Essa é a parte mais doente e nojenta do bolsonarismo, uma que não suporta ver uma mulher negra denunciando a brutalidade da polícia de Witzel, por exemplo, que por conta de sua necessidade reacionária de luta contra os trabalhadores, não deixa escapar nem um pouco se quer seu ódio contra os negros e contra as mulheres.

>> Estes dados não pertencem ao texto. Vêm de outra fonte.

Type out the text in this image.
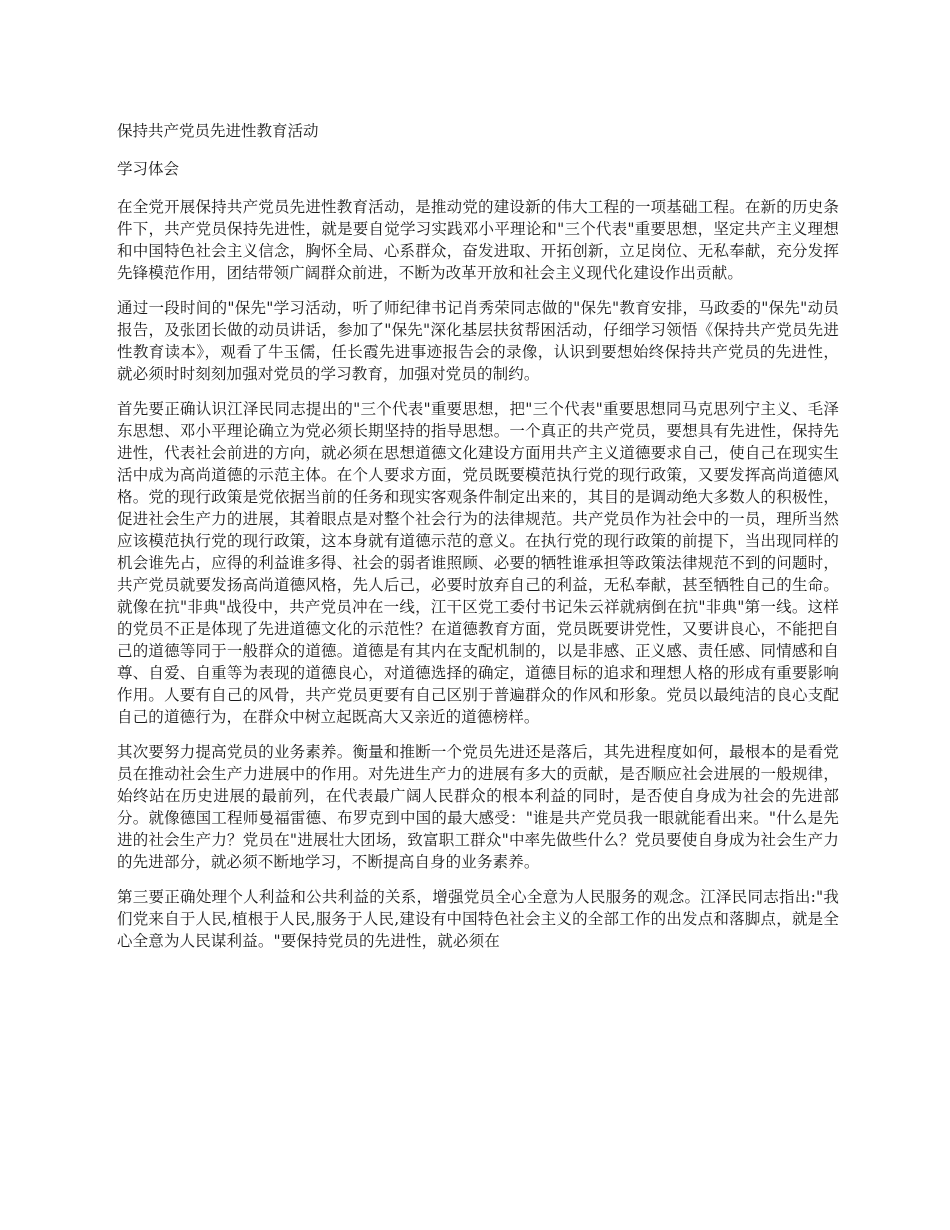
保持共产党员先进性教育活动

学习体会

在全党开展保持共产党员先进性教育活动，是推动党的建设新的伟大工程的一项基础工程。在新的历史条件下，共产党员保持先进性，就是要自觉学习实践邓小平理论和"三个代表"重要思想，坚定共产主义理想和中国特色社会主义信念，胸怀全局、心系群众，奋发进取、开拓创新，立足岗位、无私奉献，充分发挥先锋模范作用，团结带领广阔群众前进，不断为改革开放和社会主义现代化建设作出贡献。

通过一段时间的"保先"学习活动，听了师纪律书记肖秀荣同志做的"保先"教育安排，马政委的"保先"动员报告，及张团长做的动员讲话，参加了"保先"深化基层扶贫帮困活动，仔细学习领悟《保持共产党员先进性教育读本》，观看了牛玉儒，任长霞先进事迹报告会的录像，认识到要想始终保持共产党员的先进性，就必须时时刻刻加强对党员的学习教育，加强对党员的制约。

首先要正确认识江泽民同志提出的"三个代表"重要思想，把"三个代表"重要思想同马克思列宁主义、毛泽东思想、邓小平理论确立为党必须长期坚持的指导思想。一个真正的共产党员，要想具有先进性，保持先进性，代表社会前进的方向，就必须在思想道德文化建设方面用共产主义道德要求自己，使自己在现实生活中成为高尚道德的示范主体。在个人要求方面，党员既要模范执行党的现行政策，又要发挥高尚道德风格。党的现行政策是党依据当前的任务和现实客观条件制定出来的，其目的是调动绝大多数人的积极性，促进社会生产力的进展，其着眼点是对整个社会行为的法律规范。共产党员作为社会中的一员，理所当然应该模范执行党的现行政策，这本身就有道德示范的意义。在执行党的现行政策的前提下，当出现同样的机会谁先占，应得的利益谁多得、社会的弱者谁照顾、必要的牺牲谁承担等政策法律规范不到的问题时，共产党员就要发扬高尚道德风格，先人后己，必要时放弃自己的利益，无私奉献，甚至牺牲自己的生命。就像在抗"非典"战役中，共产党员冲在一线，江干区党工委付书记朱云祥就病倒在抗"非典"第一线。这样的党员不正是体现了先进道德文化的示范性？在道德教育方面，党员既要讲党性，又要讲良心，不能把自己的道德等同于一般群众的道德。道德是有其内在支配机制的，以是非感、正义感、责任感、同情感和自尊、自爱、自重等为表现的道德良心，对道德选择的确定，道德目标的追求和理想人格的形成有重要影响作用。人要有自己的风骨，共产党员更要有自己区别于普遍群众的作风和形象。党员以最纯洁的良心支配自己的道德行为，在群众中树立起既高大又亲近的道德榜样。

其次要努力提高党员的业务素养。衡量和推断一个党员先进还是落后，其先进程度如何，最根本的是看党员在推动社会生产力进展中的作用。对先进生产力的进展有多大的贡献，是否顺应社会进展的一般规律，始终站在历史进展的最前列，在代表最广阔人民群众的根本利益的同时，是否使自身成为社会的先进部分。就像德国工程师曼福雷德、布罗克到中国的最大感受："谁是共产党员我一眼就能看出来。"什么是先进的社会生产力？党员在"进展壮大团场，致富职工群众"中率先做些什么？党员要使自身成为社会生产力的先进部分，就必须不断地学习，不断提高自身的业务素养。

第三要正确处理个人利益和公共利益的关系，增强党员全心全意为人民服务的观念。江泽民同志指出:"我们党来自于人民,植根于人民,服务于人民,建设有中国特色社会主义的全部工作的出发点和落脚点，就是全心全意为人民谋利益。"要保持党员的先进性，就必须在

Repudiamos e nos colocamos contra os ataques dos deputados Rodrigo Amorim e Alexandre Knoploch, dizendo basta de racismo e machismo, os negros e as mulheres merecem uma sociedade livre da opressão e exploração.

A juventude junto com os trabalhadores mostrou o caminho, podemos fazer esses deputados bolsonaristas engolir cada vírgula machista que sai de suas bocas, recuar em cada centímetro racistas da política que avança sobre negros e negras no Rio de Janeiro. Vale lembrar que inclusive Witzel, que não esconde sua felicidade quando a polícia assassina negros nas favelas, teve que recuar em seu discurso racista entusiasta do genocídio do povo negro quando a polícia matou o professor de jiu-jitsu Jean Rodrigo, um dia antes da mobilização contra a reforma da previdência e os cortes na educação no 15M. Pela primeira vez, sem disfarçar seu descontentamento com isso, Witzel não pode elogiar a ação da polícia, porque no dia seguinte havia 1 milhão de estudantes e trabalhadores lutando contra os ataques de um governo racista como o dele.

É construindo essa força que poderemos barrar esses tipos de ataques sofridos pela deputada e ir por muito mais, barrando a reforma da previdência, os cortes na educação e defendendo as cotas raciais nas universidades.